The lead-up months to Christmas were incredibly stressful with pressure on ensuring the day was perfect. Every detail was meticulously planned to craft a day resembling the Marcus Neimen "catalogue perfection". 

The tree would be put up on the 1st December and decorated beautifully with expensive baubles. Gifts were lovingly wrapped with the "theme of the year" wrapping paper and assembled underneath the tree. 

There were fairy lights. So many fairy lights.

A feast would be planned months in advance. Cold meat platters. Hot meat platters. Cheeses. Salads. Trifle. Fruit cake. Chocolates. 

Fortunately we never spoke of which brand of champagne because my parents didn't drink alcohol and this meant I could bring my own. It was Moët or Veuve. 

But even with the champagne, I dreaded the day. It didn't feel like "me". I was uncomfortable with the consumerism. I didn't like the stress of having to "perform" for a day.
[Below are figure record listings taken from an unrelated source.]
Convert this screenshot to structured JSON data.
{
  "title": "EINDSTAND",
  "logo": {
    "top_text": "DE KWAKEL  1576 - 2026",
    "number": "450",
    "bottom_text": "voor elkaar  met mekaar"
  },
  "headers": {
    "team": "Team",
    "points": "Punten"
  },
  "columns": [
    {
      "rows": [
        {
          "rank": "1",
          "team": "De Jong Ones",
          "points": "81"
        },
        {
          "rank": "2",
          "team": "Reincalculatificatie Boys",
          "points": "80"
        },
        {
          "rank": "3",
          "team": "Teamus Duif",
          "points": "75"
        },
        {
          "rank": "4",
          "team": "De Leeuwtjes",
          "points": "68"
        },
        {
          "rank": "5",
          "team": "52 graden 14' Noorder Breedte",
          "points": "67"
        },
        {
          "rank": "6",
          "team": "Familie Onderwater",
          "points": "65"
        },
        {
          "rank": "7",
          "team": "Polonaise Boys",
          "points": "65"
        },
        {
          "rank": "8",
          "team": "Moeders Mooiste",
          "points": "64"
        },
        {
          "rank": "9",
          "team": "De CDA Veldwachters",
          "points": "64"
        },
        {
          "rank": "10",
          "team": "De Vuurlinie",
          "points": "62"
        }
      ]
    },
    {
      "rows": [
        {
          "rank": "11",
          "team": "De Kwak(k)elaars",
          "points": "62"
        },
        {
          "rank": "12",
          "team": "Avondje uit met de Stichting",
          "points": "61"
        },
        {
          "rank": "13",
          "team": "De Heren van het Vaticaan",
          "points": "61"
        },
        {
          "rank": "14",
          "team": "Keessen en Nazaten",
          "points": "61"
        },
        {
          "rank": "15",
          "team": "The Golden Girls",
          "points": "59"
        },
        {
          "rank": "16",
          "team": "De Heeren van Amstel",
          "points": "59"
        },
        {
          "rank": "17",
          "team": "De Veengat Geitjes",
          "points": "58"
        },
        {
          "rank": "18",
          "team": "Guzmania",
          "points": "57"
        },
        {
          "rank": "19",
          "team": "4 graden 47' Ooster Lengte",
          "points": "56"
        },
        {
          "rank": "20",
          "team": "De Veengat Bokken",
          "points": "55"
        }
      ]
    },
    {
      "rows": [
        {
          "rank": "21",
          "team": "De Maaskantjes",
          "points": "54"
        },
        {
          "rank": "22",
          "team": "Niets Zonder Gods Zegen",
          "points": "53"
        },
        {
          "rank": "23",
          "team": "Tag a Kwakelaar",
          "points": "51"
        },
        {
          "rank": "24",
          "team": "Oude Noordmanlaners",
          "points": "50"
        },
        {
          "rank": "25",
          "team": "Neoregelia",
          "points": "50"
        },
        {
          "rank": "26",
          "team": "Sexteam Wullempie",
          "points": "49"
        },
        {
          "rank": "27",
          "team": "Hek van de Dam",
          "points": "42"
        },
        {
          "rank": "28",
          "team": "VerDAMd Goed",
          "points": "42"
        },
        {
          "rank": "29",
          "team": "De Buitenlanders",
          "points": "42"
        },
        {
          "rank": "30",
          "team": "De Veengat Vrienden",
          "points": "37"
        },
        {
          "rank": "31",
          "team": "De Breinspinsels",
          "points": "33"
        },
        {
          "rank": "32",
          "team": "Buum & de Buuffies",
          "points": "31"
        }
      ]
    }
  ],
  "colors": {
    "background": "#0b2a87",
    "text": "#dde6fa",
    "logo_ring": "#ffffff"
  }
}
When I became a parent, I used to plan on a one to two month trip from December to January just to avoid the fanfare and commercialism of it. I'd take my young family to remote destinations for a few months and make the phone call on Christmas Day and New Years Eve from some exotic location, thankful that I wasn't being consumed by a festival I didn't believe in. 

Last year, I realise that I'd missed the entire Christmas message. I lost what it meant to my mum that I was there sharing in her favourite day of the year. It wasn't about the Christmas tree or the feast or the beautifully wrapped and thoughtful gifts.

It was about having her family all together for one day. That was it. Nothing more. 

Fuck guilt. 

It breaks you heart and there is nothing you can do about it. 

Fuck grief. 

It creeps up when you're not looking and destroys a face full of makeup at really inconvenient times. 

Fuck anxiety. 

It stomps on your chest without warning. 

Fuck Christmas. 

Take me back to last year when we knew it was mum's last special day and we sat around in her living room, really living - laughing and loving each others company. 

Once again, I'm not looking forward to the day.